Procurement as a Green Growth Strategy

In order for government to fulfil its mandate to society, it must undertake large spending initiatives that simultaneously supply its own operation but also provide infrastructure and services for the community at large. Consequently, governments have large and diverse spending strategies on procurement ranging from routine items like stationary, computers, or furniture, to complex spending areas such as utility networks, schools, hospitals or homes. All this equates to substantial investment that can rise to as much as 45 per cent of government budgets, which is around 13 to 20 per cent of gross domestic product (GDP) in industrialized countries, and more elsewhere—35 per cent in South Africa; 43 per cent in India, 47 per cent in Brazil, 52 per cent in Ghana, 49 per cent in Mauritius and 46 per cent in Cost Rica. As such, public sector procurement is a major contributor to industry growth and stability across a wide range of sectors, providing finances and contracts that drive markets for goods and services.

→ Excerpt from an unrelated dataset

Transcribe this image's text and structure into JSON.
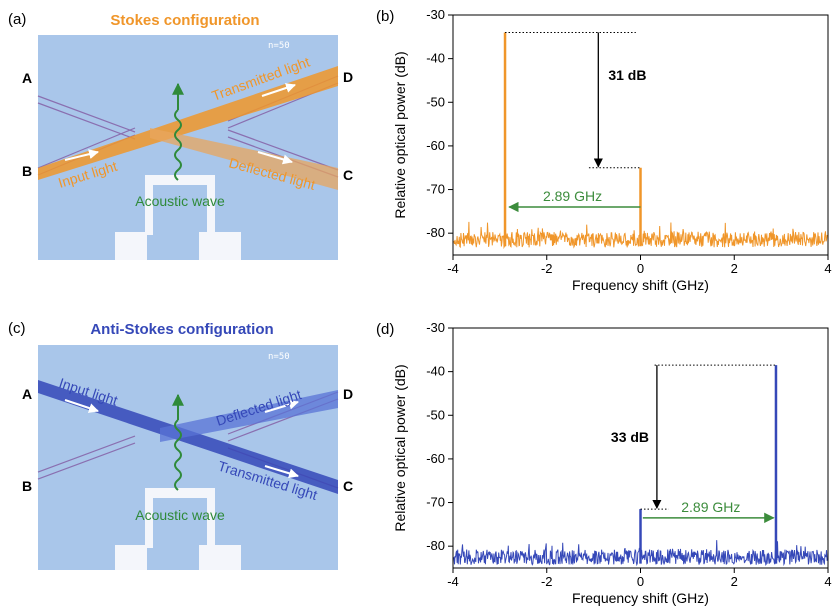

In the procurement of infrastructure and works, governments are adding private investment to their spending through public–private partnerships/private finance initiatives (PPP/PFI). This means that, in addition to the large financial flows from government procurement budgets, private sector investment is also in part being directed by government policy and priorities. In the case of the procurement of works, in the 20 years between 1990 and 2009 there have been more than 1,300 PPP contracts worth more than €5 million signed within the EU, with a combined capital value in excess of EUR250 billion. PPPs ability to provide investment in adverse climates is also demonstrated through the fact that, since 2007, some 350 new projects representing almost €70 billion have reached financial closure within the EU . Moreover, currently accounting for only 4 per cent of total public investment worldwide, figures suggest that PPP has room to grow and the potential to play an even greater role in future public infrastructure investment .

The case for a sustainable approach to government procurement is the desire to harness the massive purchasing power of public sectors to transform industry growth into green industry growth. Not only is it possible to ‘green’ existing industries through sustainable procurement policies, but purchasing power is large enough to also catalyse green growth, as industry and enterprises within the green sector will be willing to invest, innovate and scale up when demand is secure and well directed.
GPP’s ability to stimulate industry growth can be best demonstrated through the elevation of previously niche or restricted green markets into mainstream consciousness. In North America, the domestic market for green electronics, including computers and mobile telephones, was born when the Federal Government began buying green in the early 1990s. Similarly in Europe, public procurement served as the impetus to launch markets for organic food and drink, fuel-efficient vehicles and sustainable timber products.
The influence of GPP is far reaching, as prioritizing sustainability considerations in government purchasing create positive externalities across both the domestic economy and international supplier chains: Through GPP, government can:
                [i]Support the implementation of environmental policies on water and energy efficiency, waste management, renewable energy supply, resource efficient and cleaner production, lower greenhouse gas emissions and more.
                [ii]By ensuing scaled up and long term demand, provide an incentive for investment and innovation on sustainable products, services and works.
                [iii]Improve transparency and efficiency in procurement processes.
                [iv]Realize cost savings in the construction and operation of public assets and services
                [v]Support the introduction of new and improved sustainable goods, services and works into the market.